In the framework of the Training Course on
Nanotechnologies, Labor and Society, organized by Casa Bertolt Brecht, the IUF’s
Latin American Regional Office (Rel-UITA) and the Outreach Program of the
University of the Republic, SIREL spoke with Guillermo Foladori, anthropologist,
economist and researcher at Mexico’s Universidad Autónoma de Zacatecas, who
traveled to Uruguay to participate in this event.
-How did the
idea for organizing a nanotechnology course come up?
-Two years ago
we formed a Latin American Nanotechnology and Society Network (RELANS),
primarily academic, which focuses on prioritizing issues that have to do with
the relationship between nanotechnology and work. In August we will publish the
first book that gives a diagnosis of the situation of nanotechnology in the
different countries of Latin America. At the same time, we are trying to
participate in and organize activities in different countries with the aim of
discussing the implications of nanotechnology for society in general and the
risks that it entails. It’s good to be able to work together, because this is a
joint effort of the IUF, Uruguay’s University of the Republic,
Casa Bertolt Brecht and RELANS, which reveals that there is a common
interest in issues that at the international level are not given the
consideration that they merit.
Whenever
nanotechnology is discussed internationally it is to highlight the potential
benefits of products that contain or are produced with nanotechnology, because
these are items that in terms of utility will be more beneficial than anything
we have previously known, as they introduce novel functions; but there is almost
no talk of –or research on– the effects on health, the environment and labor.
This is not being
examined from the perspective of the risks it entails for workers that handle
products treated with nanotechnology, nor is there any thought to what it will
mean in terms of employment, because nanotechnology will affect how labor is
organized globally.
-In what way?
-It’s quite
difficult to foresee the specific impacts it will have on labor, but what is
foreseeable is that the impacts will be both great and very radical, so that the
governments that finance this kind of technologies must pay special attention to
these matters, allocating a part of their resources to researching such
consequences. Sadly, this isn’t happening, and the issue is dealt with only when
social organizations demand it.
-What field is
nanotechnology currently being used most extensively in?
-In the
military field, without a doubt. The military industry has invested a lot of
money in research. Right now it is very difficult for any civilian sector to
progress without the military sector making use of its advances for their own
purposes. This is also the most difficult area to obtain information from.
-What countries
have pioneered the use of this new technology?
-The United
States has broken new ground in all the areas where nanotechnology is being
used. Europe also has nanotechnology programs, but production is limited
to the United States and several Asian countries.

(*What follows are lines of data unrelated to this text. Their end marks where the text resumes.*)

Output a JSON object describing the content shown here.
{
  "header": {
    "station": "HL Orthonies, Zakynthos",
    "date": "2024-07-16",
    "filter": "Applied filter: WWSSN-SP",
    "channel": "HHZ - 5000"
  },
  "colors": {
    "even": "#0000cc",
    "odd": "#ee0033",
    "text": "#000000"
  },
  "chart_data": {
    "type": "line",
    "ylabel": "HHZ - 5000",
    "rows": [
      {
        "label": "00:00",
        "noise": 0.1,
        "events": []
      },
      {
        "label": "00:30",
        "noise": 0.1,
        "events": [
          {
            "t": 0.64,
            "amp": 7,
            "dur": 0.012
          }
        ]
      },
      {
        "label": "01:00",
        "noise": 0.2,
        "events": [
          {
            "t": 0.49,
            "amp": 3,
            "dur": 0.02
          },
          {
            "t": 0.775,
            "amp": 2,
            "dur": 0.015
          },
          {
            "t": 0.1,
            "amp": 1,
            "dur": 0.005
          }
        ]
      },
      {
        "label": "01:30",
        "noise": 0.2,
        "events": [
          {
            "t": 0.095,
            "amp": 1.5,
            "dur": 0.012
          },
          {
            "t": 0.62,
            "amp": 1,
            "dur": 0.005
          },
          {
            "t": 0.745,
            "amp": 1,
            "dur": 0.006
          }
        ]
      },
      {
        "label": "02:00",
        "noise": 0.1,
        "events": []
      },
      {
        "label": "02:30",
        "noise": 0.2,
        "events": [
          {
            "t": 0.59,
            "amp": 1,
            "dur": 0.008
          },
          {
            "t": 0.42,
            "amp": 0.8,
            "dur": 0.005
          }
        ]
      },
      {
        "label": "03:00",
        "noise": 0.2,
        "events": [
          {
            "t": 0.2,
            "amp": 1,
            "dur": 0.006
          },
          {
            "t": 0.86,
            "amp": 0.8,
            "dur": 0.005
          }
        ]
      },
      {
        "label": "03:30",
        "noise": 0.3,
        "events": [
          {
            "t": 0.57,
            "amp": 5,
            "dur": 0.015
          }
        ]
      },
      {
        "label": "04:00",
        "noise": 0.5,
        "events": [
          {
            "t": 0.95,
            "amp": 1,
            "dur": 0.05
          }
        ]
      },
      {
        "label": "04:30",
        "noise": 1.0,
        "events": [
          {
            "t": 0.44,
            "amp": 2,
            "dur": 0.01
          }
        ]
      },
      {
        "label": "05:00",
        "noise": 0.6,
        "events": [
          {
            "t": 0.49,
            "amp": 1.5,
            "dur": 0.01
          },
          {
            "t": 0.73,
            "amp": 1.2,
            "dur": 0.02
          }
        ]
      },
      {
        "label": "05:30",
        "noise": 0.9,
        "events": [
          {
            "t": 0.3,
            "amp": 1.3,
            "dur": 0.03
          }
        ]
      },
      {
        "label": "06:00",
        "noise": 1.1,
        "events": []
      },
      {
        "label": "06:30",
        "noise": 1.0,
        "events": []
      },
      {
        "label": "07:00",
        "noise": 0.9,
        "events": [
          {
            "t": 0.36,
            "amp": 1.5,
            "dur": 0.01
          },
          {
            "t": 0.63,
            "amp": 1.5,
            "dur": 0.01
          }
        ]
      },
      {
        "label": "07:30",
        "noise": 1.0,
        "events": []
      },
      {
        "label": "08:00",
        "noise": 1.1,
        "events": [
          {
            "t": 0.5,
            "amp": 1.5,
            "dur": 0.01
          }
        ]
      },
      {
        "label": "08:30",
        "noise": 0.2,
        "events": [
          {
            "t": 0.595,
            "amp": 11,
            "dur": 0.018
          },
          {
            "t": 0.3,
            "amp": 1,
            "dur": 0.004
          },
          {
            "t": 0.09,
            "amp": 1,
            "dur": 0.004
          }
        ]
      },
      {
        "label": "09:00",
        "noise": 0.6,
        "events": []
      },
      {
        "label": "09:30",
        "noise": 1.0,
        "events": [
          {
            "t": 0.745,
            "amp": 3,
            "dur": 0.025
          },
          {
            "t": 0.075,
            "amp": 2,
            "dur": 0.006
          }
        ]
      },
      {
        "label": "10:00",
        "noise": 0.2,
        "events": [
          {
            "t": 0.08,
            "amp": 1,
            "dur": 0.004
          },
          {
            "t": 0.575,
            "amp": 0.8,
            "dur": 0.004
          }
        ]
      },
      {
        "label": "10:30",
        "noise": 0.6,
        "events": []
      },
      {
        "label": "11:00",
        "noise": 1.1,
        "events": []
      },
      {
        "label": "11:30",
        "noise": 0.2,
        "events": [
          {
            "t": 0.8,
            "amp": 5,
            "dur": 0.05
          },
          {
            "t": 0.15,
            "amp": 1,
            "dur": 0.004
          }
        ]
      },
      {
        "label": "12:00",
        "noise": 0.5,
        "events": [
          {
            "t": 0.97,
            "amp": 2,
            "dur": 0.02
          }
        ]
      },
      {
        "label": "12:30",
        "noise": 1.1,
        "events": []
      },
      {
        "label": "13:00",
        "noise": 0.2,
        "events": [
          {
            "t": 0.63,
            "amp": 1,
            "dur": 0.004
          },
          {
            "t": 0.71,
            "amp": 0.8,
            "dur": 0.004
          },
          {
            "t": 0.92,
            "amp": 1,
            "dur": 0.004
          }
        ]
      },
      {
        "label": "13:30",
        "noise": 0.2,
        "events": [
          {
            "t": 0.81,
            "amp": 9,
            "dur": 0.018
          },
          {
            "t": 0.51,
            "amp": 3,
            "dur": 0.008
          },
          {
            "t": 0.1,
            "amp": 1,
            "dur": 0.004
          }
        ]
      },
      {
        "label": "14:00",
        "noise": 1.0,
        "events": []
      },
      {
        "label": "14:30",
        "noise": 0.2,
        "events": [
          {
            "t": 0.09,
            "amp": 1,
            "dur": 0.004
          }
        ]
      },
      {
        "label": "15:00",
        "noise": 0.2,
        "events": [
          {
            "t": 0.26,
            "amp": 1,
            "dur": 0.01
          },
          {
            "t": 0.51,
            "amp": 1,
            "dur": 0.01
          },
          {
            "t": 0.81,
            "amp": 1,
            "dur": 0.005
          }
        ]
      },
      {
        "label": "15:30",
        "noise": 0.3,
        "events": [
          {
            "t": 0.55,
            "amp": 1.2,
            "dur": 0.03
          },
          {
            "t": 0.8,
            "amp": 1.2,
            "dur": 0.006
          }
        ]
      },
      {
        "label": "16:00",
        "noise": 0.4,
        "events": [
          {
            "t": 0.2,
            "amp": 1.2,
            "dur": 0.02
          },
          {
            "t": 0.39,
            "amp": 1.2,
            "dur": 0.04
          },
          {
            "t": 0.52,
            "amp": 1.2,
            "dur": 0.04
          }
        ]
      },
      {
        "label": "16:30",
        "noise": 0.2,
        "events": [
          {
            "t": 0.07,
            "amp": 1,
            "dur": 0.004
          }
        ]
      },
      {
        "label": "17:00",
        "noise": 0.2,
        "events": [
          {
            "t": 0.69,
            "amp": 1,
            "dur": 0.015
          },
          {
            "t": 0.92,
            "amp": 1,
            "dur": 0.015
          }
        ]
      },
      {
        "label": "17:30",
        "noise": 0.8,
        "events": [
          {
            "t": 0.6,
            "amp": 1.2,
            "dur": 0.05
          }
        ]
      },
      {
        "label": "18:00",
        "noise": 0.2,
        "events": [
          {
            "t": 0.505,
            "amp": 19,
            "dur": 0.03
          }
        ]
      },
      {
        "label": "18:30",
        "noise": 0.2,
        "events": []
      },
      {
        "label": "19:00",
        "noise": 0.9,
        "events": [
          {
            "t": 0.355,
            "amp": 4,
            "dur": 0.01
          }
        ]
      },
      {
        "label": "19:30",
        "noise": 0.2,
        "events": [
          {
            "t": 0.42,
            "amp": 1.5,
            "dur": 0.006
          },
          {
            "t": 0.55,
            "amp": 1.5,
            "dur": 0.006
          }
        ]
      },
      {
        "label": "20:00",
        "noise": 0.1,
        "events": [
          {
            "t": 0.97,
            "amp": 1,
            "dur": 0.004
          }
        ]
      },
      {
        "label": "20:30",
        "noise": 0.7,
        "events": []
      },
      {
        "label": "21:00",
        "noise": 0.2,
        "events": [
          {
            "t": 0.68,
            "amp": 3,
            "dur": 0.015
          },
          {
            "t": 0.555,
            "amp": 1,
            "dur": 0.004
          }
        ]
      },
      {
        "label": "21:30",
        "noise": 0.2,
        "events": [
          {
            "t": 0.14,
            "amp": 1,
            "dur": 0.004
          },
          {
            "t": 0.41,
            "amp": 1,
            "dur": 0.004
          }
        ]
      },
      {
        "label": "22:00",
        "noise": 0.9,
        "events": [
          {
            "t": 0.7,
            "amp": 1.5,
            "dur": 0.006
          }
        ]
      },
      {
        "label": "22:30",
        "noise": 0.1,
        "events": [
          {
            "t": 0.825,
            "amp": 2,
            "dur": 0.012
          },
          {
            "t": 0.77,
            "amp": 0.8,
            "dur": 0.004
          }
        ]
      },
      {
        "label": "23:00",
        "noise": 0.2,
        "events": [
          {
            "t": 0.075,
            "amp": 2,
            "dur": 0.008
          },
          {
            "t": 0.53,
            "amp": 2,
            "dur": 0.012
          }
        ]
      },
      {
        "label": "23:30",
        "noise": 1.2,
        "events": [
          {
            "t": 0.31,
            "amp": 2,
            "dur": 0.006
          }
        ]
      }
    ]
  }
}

If we look at it in terms of economic standing, we’re talking about the most
developed countries, and if we think in terms of companies, we have that the
largest corporations account for more than 80 percent of all nanotechnology
research, patents and applications in concrete products.
So there is a very strong concentration that continues previous trends. It would
be absurd to think that any new technology could escape corporate tendencies.
-What is your
evaluation of how the issue is disseminated?
-It depends on
the area and on the image that the public is given of the technology; in some
cases it is announced as the new solution to many problems: its advocates hail
it as the solution to hunger, diseases and energy and water purification
problems, and in that sense it gets wide coverage. Then there is the sectorial
level, and there it is surprising what a great deal of exposure there is for
information on nanotechnology in the textile industry, while there’s absolutely
no information on the use of nanotechnology in the food industry and in the
agriculture and cattle products industry. In the cosmetics industry, for
example, where advertisements made explicit reference to the use of
nanotechnology, there has been a radical change: over the last six months that
information was pulled out of the industry’s web sites.
-What
challenges do social organizations and civil society face with the potential
impacts of nanotechnology?
-Today society
is more receptive and more careful of new technologies, because people have
sensed that these do not emerge from a need or a demand from the population, but
rather, first a technology is invented and only afterwards is an application
found for it. It’s like a backward business. If we look carefully at what’s
happened with GMOs in the last five or ten years, we’ll see that in many
European countries they’ve already been banned. The same thing could happen
with nanotechnology if we press for more thorough investigations and if health
and environmental concerns are put before business interests. Today we’re seeing
exactly the opposite: The market is being flooded with things, with a
we’ll-deal-with-it-later attitude, which is why we need to see how we can
organize ourselves to convince governments to regulate nanotechnology and to
take the potential impacts seriously.
-As a
researcher and academic, in your opinion what are the prospects in terms of
overcoming these challenges?
-It’s a hard
battle, but not an impossible one. In business, there is great interest in
regulating everything related with nanotechnology. There is a particular
interested among the insurance companies, because they don’t want to risk
investing capital in something that could later turn out to be catastrophic.
It’s too risky. Even
major trade associations want all nanotechnology products to be labeled
indicating their content, because they don’t want consumers to accuse them of
selling them goods that could be harmful to their health.